Les figurines bullul sont invoquées ou activées dans deux rituels : le premier est une cérémonie de guérison visant à apaiser la divinité Dalom. Le second rituel consiste à consacrer, ou activer, la divinité du grenier à riz.
Ces deux rituels exigent de sacrifier une demi-douzaine de porcs au cours d’une cérémonie en trois étapes qui peut durer six semaines. Un premier porc est tué pendant le panoktokan, lorsque commence la recherche d’un arbre approprié, le narra (Pterocarpus indicus) ou l’ipil (Leucaena Leucocephala). Un deuxième porc est sacrifié pendant le panaphapan, lorsque l’arbre est abattu et que de gros blocs de bois sont grossièrement taillés. La cérémonie s’interrompt ensuite un temps, pour permettre à la famille commanditaire de rassembler et de préparer le riz, l’alcool de riz et d’autres animaux à sacrifier pendant la cérémonie principale, qui commence en milieu de matinée et dure jusqu’au lendemain. À cette occasion, quatre gros porcs sont sacrifiés. Au cours de la dernière étape, un maître sculpteur est engagé pour terminer la sculpture des blocs de bois taillés pendant les rites précédents. Les statuettes peuvent représenter des couples d’hommes et de femmes, et d’autres figures humaines en position assise ou debout. Une figurine en bois à l’effigie d’un porc (binabbuy) est également sculptée. Lors de la consécration, les prêtres officiants (mumbaki) baignent les figurines dans de la bière de riz. Par la suite, de la graisse de porc est appliquée pour préserver le bois. Enfin, les bullul consacrés sont placés au grenier.

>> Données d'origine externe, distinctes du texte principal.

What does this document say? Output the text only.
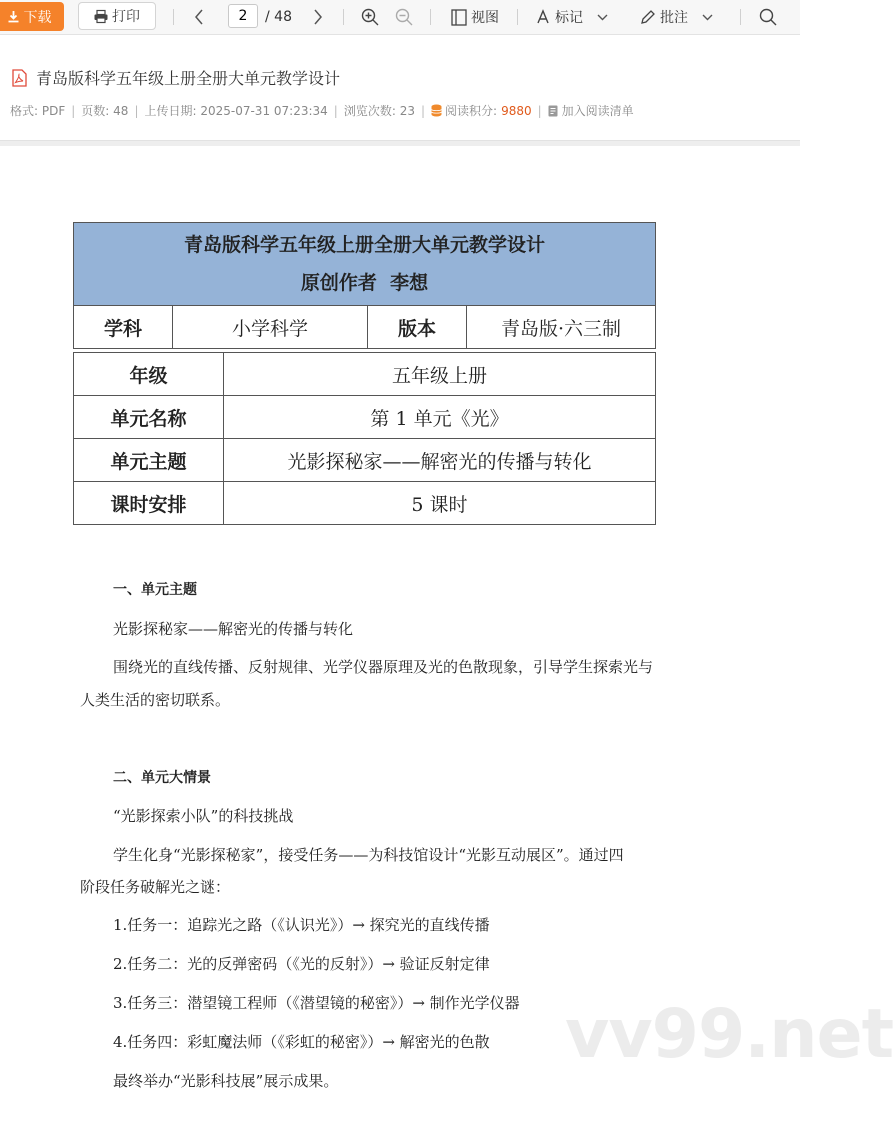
下载	打印
2	/ 48	视图	标记	批注
青岛版科学五年级上册全册大单元教学设计
格式: PDF | 页数: 48 | 上传日期: 2025-07-31 07:23:34 | 浏览次数: 23 | 阅读积分: 9880 | 加入阅读清单
青岛版科学五年级上册全册大单元教学设计
原创作者  李想

学科	小学科学	版本	青岛版·六三制
年级	五年级上册
单元名称	第 1 单元《光》
单元主题	光影探秘家——解密光的传播与转化
课时安排	5 课时
一、单元主题
光影探秘家——解密光的传播与转化
围绕光的直线传播、反射规律、光学仪器原理及光的色散现象，引导学生探索光与
人类生活的密切联系。
二、单元大情景
“光影探索小队”的科技挑战
学生化身“光影探秘家”，接受任务——为科技馆设计“光影互动展区”。通过四
阶段任务破解光之谜：
1.任务一：追踪光之路（《认识光》）→ 探究光的直线传播
2.任务二：光的反弹密码（《光的反射》）→ 验证反射定律
3.任务三：潜望镜工程师（《潜望镜的秘密》）→ 制作光学仪器
4.任务四：彩虹魔法师（《彩虹的秘密》）→ 解密光的色散
最终举办“光影科技展”展示成果。
vv99.net
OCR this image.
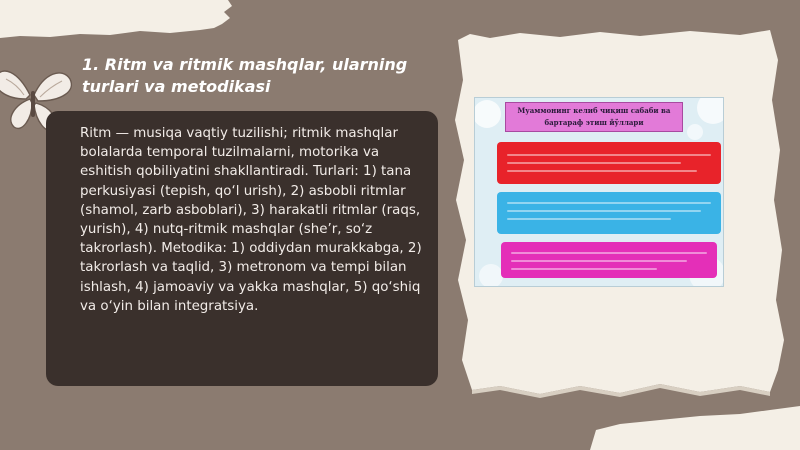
1. Ritm va ritmik mashqlar, ularning turlari va metodikasi

Ritm — musiqa vaqtiy tuzilishi; ritmik mashqlar bolalarda temporal tuzilmalarni, motorika va eshitish qobiliyatini shakllantiradi. Turlari: 1) tana perkusiyasi (tepish, qo‘l urish), 2) asbobli ritmlar (shamol, zarb asboblari), 3) harakatli ritmlar (raqs, yurish), 4) nutq-ritmik mashqlar (she’r, so‘z takrorlash). Metodika: 1) oddiydan murakkabga, 2) takrorlash va taqlid, 3) metronom va tempi bilan ishlash, 4) jamoaviy va yakka mashqlar, 5) qo‘shiq va o‘yin bilan integratsiya.

Муаммонинг келиб чиқиш сабаби ва бартараф этиш йўллари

Les divinités bullul activent les statuettes du grenier pour améliorer les récoltes de riz qui y seront stockées. La grande fête d’activation peut durer deux ou trois jours. Les Ifugao ne croient pas que les divinités bullul résident dans ces figurines, mais que les divinités y laissent une partie d’elles-mêmes après la cérémonie, ce qui permet au mumbaki de les invoquer plus facilement lors d’autres fêtes. Après leur consécration, ces figurines sont imprégnées de bullul (c’est-à-dire binullul ou nabullul).
Associant étroitement les figurines bullul à la richesse et au bien-être général, la mythologie Ifugao donne des instructions précises pour perpétuer leur fabrication. Au-delà de représenter une catégorie de divinités dans la mémoire collective de ce peuple, ces bullul témoignent de la survie de coutumes, croyances et rituels parmi les plus complexes centrés sur la riziculture et qui, en grande partie, définissent l’identité des Ifugao dans les Cordillères.
[Chef-d’œuvre de l’art Ifugao, cette sculpture éblouit par l’universalité de sa forme. Grâce à son aspect épuré on y entrevoit autant de liens possibles avec la grande statuaire du passé qu’avec celle du présent. C’est notamment grâce à sa géométrie intrinsèque que l’on peut évoquer à son égard une parenté avec les représentations anthropomorphes parmi les plus anciennes, telles certaines créations plastiques de l’art du Néolithique ou des Cyclades. En même temps, à force de réduire et simplifier au maximum la représentation anthropomorphe, l’artiste a mené ici une interprétation abstraite de la figure humaine en lui conférant une trés grande sérénité. Dans le cas de cette formidable sculpture, ce sont sa grande qualité plastique et notamment son ambiguïté formelle, - son archaïsme et sa modernité -, qui lui confèrent une indiscutable intemporalité.]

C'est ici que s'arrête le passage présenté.